The reality is that the two sides differ on a host of topics: the arrangements for services, especially on postal and environmental issues; the role of the City of London and financial services firms; access to British waters and fishing grounds; the role of the European Court of Justice; Gibraltar, a British territory since 1713, now claimed by Spain; the site of financial exchange  to remain in London or not. Some agreement may be possible on UK’s participation in EU programs such as research and Erasmus student exchange.

However, nuclear defense issues, especially the views of French President Emmanuel Macron, are a formidable problem. On the 80th anniversary of the Appeal on June 18, 1940 by General de Gaulle in London to call for a free France,  Macron is coming to London in June to award the city the Legion d’Honneur in “tribute to the immense courage of a whole country and people.” The French, he said, know what they owe the British who allowed the French Republic to live. 

The departure of UK from the EU has meant mixed feelings for Macron and a shock and puzzle for Europeans. Brexit is the first time a country has left the European community. While UK relations with EU have been sometimes been turbulent, Britain has been a central player in the European project. UK had influenced policy on liberalization, market efficiencies; single market; enlargement. Moreover, the UK has no interest in a weak EU. It is not hostile to Macron’s call for a sovereign and democratic Europe whose strength will make Europe strong. 

The problem not only for the UK but also for the U.S. is Macron’s argument for a more committed and coordinate European defense strategy in which France, the only EU country with nuclear facilities, will occupy a central role. He does not plan to reduce the size of France’s nuclear arsenal, though he will increase France’s military spending. He calls for a wider role for the French nuclear arsenal in a more coordinated European defense policy,

The problems are evident. Let me count some of the ways. Is EU a competitive economic rival or partner? Will Macron’s plan lead to lessening of the importance of NATO? Will the EU negotiate separately with Iran, Libya, Syria. What to do about Ireland, the Republic and Northern Ireland? Solutions have to be found in the EU over identity cards, the migration crisis, the common strategic culture and shared defense budget, and over the consequences of a low birth rate and aging population which will increase health costs and pensions.  

Britain has to deal with internal problems of the regions which are not prosperous London. Boris Johnson’s actions suggest he is trying to remake the UK. He deliberately held the first meeting of his cabinet not in Downing Street but in the northern city of Sutherland, home to a large Nissan car plant.

One issue is that the division on Brexit is more meaningful than that between political parties, though it is likely that citizens who favor Remain will be mainly Labour, and Leavers  mainly Conservative who favor hard borders, protectionism, nationalist values. It appears that younger voters favor open borders, liberal values, multilateralism.   

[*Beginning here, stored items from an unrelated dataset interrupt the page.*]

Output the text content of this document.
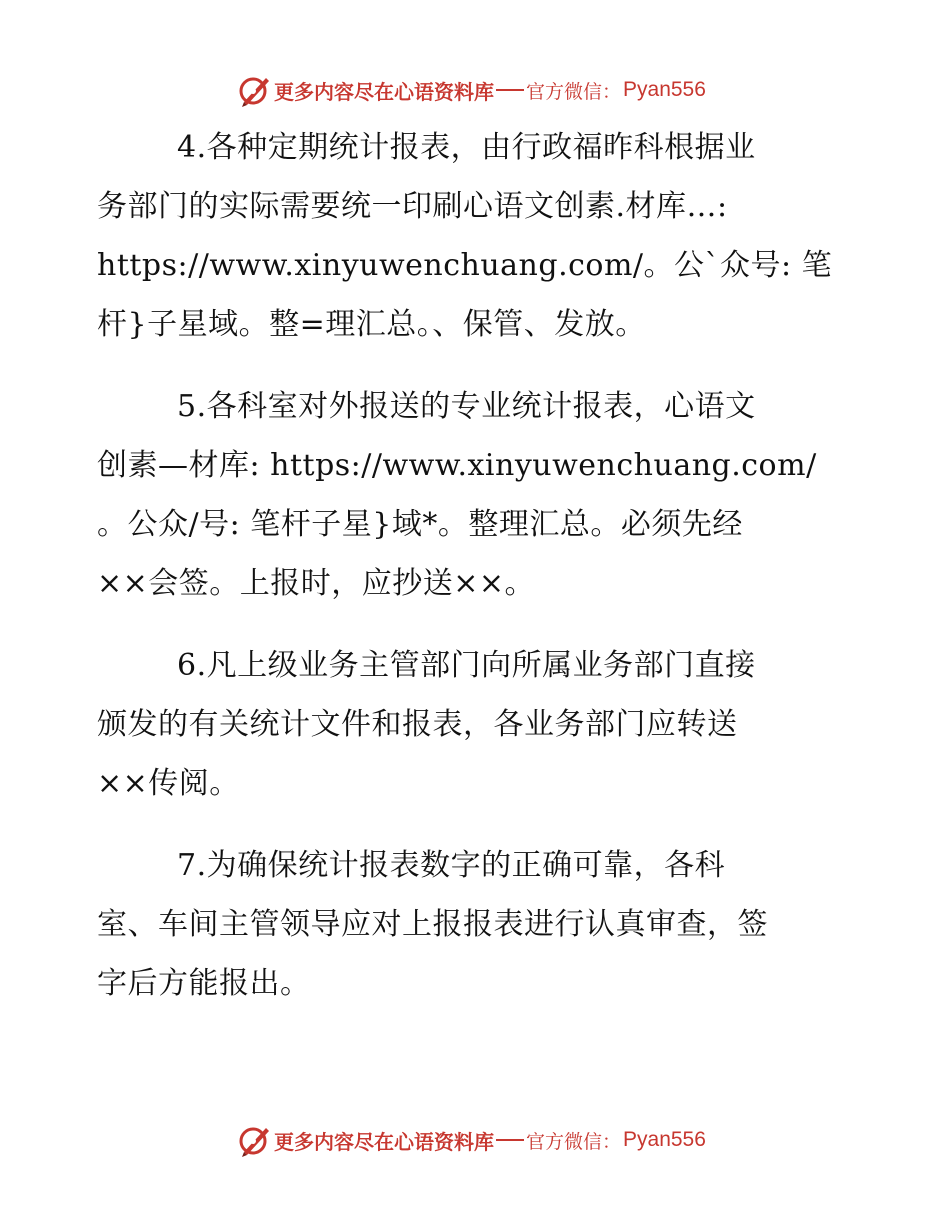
更多内容尽在心语资料库 官方微信： Pyan556
4.各种定期统计报表，由行政福昨科根据业
务部门的实际需要统一印刷心语文创素.材库…:
https://www.xinyuwenchuang.com/。公`众号: 笔
杆}子星域。整=理汇总。、保管、发放。
5.各科室对外报送的专业统计报表，心语文
创素—材库: https://www.xinyuwenchuang.com/
。公众/号: 笔杆子星}域*。整理汇总。必须先经
××会签。上报时，应抄送××。
6.凡上级业务主管部门向所属业务部门直接
颁发的有关统计文件和报表，各业务部门应转送
××传阅。
7.为确保统计报表数字的正确可靠，各科
室、车间主管领导应对上报报表进行认真审查，签
字后方能报出。
更多内容尽在心语资料库 官方微信： Pyan556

To what extent will UK abide by EU rules regarding labor rights, environmental standards,

Intellectual property, mobility of people, aviation, road transport, energy, cybersecurity, and fishing, symbolically important for UK with the belief that British fishing grounds are first and foremost for British boats.

The UK is in the process of remaking itself, the crucial fact is whether the process will make the country weaker or stronger, politically and economically. The expectation is that the process may resemble a Foggy Day in London Town that ends with brightness and radiance.